Todos os profissionais têm alguma contribuição a dar às suas
empresas, embora nem sempre isso aconteça.
Alguns são contratados e apresentados com grande euforia, foram
muito bem recomendados, têm excelentes referências, contudo seus desempenhos
deixam a desejar.
Analisando o histórico profissional destas pessoas veremos
que estiveram engajados em projetos de sucesso e interessantes.
Por alguma razão, nem sempre facilmente identificável, não
conseguem atuar com a desenvoltura e competência esperadas.
Essas estrelas apresentam características interessantes e
mesmo processos cuidadosos de seleção podem não retratá-las com fidelidade.
Encontraremos algumas opacas, outras sem brilho próprio, mas
que refletem toda luz projetada sobre elas, e as que naturalmente iluminam os
ambientes por onde passam.
Juntá-las e posicioná-las para maximizem a projeção de luz
sobre os projetos da empresa é um trabalho para especialistas.
Estrelas tímidas e aquelas cujos egos são exacerbados podem
resolver não brilhar ao se sentirem ameaçadas. Outras podem se recusar a
projetar luz, evitando que algumas brilhem, uma vez que percebam que estas só o
fazem induzidas.
Não é incomum encontrarmos brilhos emprestados sendo
reconhecidos como próprios.
Manter estrelas opacas e posicioná-las entre as que têm
brilho próprio e as que tomam emprestado, pode ofuscar os ambientes. Por outro
lado, estas assentadas em torno das demais podem ajudar a reter o brilho
gerado.
Um dos requisitos para o sucesso de um gestor é a habilidade
para tratar com pessoas, permitindo que dêem suas contribuições, sem inibir
seus pares e comandados.
Ambientes altamente competitivos apresentam equipes fortes,
com grande desenvoltura para estruturação e consolidação de projetos, criando o
futuro das organizações onde trabalham, mas também podem levá-las ao fracasso
total.
Posicionar as estrelas de forma que emprestem e reflitam o
brilho no ambiente é uma das mais complexas tarefas dos responsáveis por
comandar equipes.
Estrelas sentem necessidade de brilhar, quer com brilho
próprio ou emprestado, quando isso não acontece partem em busca de locais mais
propícios.
Ao contratá-las, os gestores precisam ter domínio das estratégias
que pretendem implementar, e estarem cientes de que as estratégias inovadoras e
agressivas raramente são propostas por profissionais satisfeitos com o status
quo, e que isso incomoda os determinados e que têm planos pessoais e
profissionais ambiciosos.
Não são apenas os equipamentos que estão ficando rapidamente
obsoletos, organizações estão sendo superadas com uma velocidade
impressionante.
Uma das máximas em gestão é: “Torne sua empresa obsoleta antes
que alguém o faça!”
Antecipação da obsolescência é um processo que pode gerar
sérios conflitos em gestão, justamente por alterar a zona de conforto.
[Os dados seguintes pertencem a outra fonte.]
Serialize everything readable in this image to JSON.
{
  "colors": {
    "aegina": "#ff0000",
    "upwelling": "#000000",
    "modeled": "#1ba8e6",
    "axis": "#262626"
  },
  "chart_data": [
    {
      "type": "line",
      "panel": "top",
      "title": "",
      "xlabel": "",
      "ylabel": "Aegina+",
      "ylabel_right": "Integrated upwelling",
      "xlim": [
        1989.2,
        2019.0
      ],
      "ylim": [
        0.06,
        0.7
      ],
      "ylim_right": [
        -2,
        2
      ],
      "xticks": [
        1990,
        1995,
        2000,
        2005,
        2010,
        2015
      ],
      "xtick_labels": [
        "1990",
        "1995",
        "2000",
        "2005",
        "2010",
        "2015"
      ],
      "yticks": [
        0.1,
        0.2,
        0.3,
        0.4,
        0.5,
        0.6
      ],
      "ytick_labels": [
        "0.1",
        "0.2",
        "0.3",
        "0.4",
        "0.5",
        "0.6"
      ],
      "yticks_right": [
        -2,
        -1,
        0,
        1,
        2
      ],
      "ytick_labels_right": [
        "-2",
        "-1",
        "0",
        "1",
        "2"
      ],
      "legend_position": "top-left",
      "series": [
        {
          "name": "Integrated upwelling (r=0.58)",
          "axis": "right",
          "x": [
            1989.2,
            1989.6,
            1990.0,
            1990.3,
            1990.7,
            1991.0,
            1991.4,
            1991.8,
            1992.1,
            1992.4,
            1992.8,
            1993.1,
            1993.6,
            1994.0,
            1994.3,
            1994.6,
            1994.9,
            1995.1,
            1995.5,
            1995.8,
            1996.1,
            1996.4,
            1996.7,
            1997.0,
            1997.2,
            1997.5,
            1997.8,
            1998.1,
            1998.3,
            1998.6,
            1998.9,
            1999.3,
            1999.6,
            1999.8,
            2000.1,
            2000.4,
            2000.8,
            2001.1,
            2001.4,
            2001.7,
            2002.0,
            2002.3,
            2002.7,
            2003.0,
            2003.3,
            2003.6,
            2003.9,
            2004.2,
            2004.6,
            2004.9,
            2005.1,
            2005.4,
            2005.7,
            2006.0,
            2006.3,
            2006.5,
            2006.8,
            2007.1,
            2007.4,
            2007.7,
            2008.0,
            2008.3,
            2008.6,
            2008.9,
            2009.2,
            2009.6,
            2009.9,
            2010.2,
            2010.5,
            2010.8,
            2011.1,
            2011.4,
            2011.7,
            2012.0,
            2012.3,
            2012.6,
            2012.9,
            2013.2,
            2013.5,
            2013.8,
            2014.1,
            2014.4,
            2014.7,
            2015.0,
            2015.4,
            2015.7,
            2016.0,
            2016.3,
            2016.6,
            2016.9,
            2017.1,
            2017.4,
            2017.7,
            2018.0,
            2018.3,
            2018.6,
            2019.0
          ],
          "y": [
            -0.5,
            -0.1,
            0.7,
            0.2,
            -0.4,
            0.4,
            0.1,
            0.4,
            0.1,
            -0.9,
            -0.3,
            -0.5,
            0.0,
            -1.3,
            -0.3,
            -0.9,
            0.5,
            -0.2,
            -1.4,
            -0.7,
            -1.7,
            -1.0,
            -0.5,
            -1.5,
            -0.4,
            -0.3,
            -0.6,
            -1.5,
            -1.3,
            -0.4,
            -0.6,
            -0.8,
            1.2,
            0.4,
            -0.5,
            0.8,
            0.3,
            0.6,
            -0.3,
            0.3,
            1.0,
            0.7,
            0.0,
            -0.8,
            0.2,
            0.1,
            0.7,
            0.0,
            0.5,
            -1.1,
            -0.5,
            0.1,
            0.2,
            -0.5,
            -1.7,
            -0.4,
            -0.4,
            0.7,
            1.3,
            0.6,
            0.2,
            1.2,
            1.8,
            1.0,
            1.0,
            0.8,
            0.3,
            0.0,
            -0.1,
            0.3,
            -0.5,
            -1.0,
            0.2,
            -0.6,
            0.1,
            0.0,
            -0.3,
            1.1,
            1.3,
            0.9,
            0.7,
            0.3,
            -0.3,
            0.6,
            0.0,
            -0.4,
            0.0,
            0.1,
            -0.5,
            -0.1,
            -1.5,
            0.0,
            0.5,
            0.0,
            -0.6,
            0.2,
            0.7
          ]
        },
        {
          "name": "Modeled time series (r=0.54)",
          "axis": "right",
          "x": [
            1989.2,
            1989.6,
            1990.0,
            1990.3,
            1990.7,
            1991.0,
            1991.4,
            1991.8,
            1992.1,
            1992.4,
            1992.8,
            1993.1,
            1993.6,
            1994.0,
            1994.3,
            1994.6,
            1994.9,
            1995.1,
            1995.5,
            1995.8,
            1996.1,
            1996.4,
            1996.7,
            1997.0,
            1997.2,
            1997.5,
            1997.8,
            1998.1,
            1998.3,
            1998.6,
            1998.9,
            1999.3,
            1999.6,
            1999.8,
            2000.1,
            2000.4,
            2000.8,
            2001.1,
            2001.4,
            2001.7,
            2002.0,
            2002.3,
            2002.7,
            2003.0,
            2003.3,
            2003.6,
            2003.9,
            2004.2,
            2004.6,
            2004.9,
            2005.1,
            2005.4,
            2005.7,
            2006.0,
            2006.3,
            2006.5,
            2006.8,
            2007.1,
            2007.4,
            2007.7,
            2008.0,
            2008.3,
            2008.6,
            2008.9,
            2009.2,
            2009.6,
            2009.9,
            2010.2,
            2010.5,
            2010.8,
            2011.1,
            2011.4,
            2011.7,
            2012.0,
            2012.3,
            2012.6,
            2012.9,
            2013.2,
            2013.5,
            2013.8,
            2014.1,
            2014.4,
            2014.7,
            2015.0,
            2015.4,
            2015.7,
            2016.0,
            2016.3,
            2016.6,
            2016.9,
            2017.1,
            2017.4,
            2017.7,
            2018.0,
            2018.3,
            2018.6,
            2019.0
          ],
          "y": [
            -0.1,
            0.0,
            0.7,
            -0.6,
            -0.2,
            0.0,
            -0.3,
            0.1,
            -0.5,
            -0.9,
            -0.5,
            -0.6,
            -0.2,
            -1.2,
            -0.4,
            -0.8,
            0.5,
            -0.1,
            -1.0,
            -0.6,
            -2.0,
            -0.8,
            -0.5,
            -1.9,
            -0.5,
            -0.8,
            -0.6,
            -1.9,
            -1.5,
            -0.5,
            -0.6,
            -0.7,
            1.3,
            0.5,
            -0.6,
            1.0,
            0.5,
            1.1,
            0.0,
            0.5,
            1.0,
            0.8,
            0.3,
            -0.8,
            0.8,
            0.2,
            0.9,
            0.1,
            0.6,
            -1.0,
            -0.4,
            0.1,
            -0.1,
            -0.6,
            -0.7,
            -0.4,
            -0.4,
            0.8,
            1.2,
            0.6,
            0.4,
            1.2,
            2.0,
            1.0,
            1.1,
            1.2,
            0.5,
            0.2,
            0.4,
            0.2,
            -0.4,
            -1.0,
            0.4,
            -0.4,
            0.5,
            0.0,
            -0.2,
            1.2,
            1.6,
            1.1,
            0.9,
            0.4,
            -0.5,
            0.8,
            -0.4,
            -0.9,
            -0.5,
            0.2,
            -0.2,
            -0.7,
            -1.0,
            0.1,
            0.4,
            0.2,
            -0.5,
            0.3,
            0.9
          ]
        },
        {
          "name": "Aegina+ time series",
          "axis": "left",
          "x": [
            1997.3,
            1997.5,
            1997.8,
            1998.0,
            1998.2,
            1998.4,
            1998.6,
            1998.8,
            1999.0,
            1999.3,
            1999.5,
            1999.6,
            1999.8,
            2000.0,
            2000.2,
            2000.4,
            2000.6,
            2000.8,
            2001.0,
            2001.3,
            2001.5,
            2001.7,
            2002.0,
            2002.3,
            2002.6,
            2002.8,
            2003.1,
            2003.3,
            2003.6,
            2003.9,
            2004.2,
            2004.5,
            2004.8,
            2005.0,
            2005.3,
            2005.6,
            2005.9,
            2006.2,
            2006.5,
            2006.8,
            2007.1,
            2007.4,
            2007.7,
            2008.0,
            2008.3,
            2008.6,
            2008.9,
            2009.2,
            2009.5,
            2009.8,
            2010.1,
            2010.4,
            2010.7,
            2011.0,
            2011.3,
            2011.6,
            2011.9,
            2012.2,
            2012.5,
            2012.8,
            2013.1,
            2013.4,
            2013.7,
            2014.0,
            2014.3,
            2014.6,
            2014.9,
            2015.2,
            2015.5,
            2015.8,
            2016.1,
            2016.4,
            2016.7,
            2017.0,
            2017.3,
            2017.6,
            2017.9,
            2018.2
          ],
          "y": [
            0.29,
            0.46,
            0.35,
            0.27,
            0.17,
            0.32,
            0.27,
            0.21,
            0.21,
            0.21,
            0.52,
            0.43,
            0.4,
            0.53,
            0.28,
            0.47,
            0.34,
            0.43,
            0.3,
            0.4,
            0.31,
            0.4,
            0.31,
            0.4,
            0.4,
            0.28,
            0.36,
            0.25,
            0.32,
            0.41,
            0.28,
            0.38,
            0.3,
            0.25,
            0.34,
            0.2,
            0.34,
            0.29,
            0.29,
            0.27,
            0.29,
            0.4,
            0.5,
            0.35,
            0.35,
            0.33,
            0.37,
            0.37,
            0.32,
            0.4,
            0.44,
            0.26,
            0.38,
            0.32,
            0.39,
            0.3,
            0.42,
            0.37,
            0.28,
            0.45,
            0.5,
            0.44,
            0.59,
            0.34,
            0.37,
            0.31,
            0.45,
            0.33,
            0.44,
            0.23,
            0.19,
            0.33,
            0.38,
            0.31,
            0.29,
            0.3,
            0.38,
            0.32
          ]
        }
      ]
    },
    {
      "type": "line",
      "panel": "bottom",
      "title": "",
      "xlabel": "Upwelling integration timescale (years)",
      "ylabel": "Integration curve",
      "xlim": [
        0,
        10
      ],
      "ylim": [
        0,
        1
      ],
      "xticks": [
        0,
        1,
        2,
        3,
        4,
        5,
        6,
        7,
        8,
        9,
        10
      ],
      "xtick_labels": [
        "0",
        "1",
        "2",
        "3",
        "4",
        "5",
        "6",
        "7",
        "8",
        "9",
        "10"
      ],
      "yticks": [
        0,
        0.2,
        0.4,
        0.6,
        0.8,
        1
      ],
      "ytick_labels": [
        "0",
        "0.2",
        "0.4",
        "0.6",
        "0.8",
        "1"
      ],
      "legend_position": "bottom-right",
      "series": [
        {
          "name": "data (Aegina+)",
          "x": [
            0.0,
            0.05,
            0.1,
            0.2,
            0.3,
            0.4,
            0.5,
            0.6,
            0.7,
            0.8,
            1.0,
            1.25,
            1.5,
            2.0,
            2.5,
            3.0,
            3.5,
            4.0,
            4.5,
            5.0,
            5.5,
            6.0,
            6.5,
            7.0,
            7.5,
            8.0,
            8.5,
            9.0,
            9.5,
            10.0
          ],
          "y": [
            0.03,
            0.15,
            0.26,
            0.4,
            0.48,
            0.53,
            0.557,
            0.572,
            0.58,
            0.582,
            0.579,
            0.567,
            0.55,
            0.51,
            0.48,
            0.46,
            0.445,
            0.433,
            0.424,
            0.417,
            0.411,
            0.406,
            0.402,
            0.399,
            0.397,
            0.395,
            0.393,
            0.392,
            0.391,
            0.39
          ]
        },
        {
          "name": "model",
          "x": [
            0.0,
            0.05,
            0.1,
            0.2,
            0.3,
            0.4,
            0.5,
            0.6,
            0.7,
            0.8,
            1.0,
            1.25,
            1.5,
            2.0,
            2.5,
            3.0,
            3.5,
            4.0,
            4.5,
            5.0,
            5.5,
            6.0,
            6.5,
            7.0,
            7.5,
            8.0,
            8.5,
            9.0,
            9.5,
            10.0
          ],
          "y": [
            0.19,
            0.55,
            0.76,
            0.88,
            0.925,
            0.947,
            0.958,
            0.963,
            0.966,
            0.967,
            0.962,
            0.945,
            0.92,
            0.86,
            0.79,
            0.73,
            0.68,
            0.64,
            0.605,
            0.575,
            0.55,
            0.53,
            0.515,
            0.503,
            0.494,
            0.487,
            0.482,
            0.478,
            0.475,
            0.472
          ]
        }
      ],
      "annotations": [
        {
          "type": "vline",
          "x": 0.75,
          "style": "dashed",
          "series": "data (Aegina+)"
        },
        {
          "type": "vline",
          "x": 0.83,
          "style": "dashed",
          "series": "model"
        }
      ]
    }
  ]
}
Qual gestor que ao escalar seu “Himalaia” não quer ficar um
tempo sentado no topo, observando a paisagem, sem que ninguém o incomode?
Por que aceitar que estrelas brilhem à sua frente, muitas
vezes dificultando sua visão, enquanto que a única coisa que ele deseja naquele
momento é contemplar suas conquistas e o mundo a seus pés?
No mercado competitivo, os buracos negros não roubam preferencialmente
o brilho das empresas lentas, muito menos das mais rápidas, mas das negligentes
e das distraídas.
A visão e missão da empresa, declaradas e exercitadas,
estabelecem a liberdade e restrições ao esplendor das estrelas.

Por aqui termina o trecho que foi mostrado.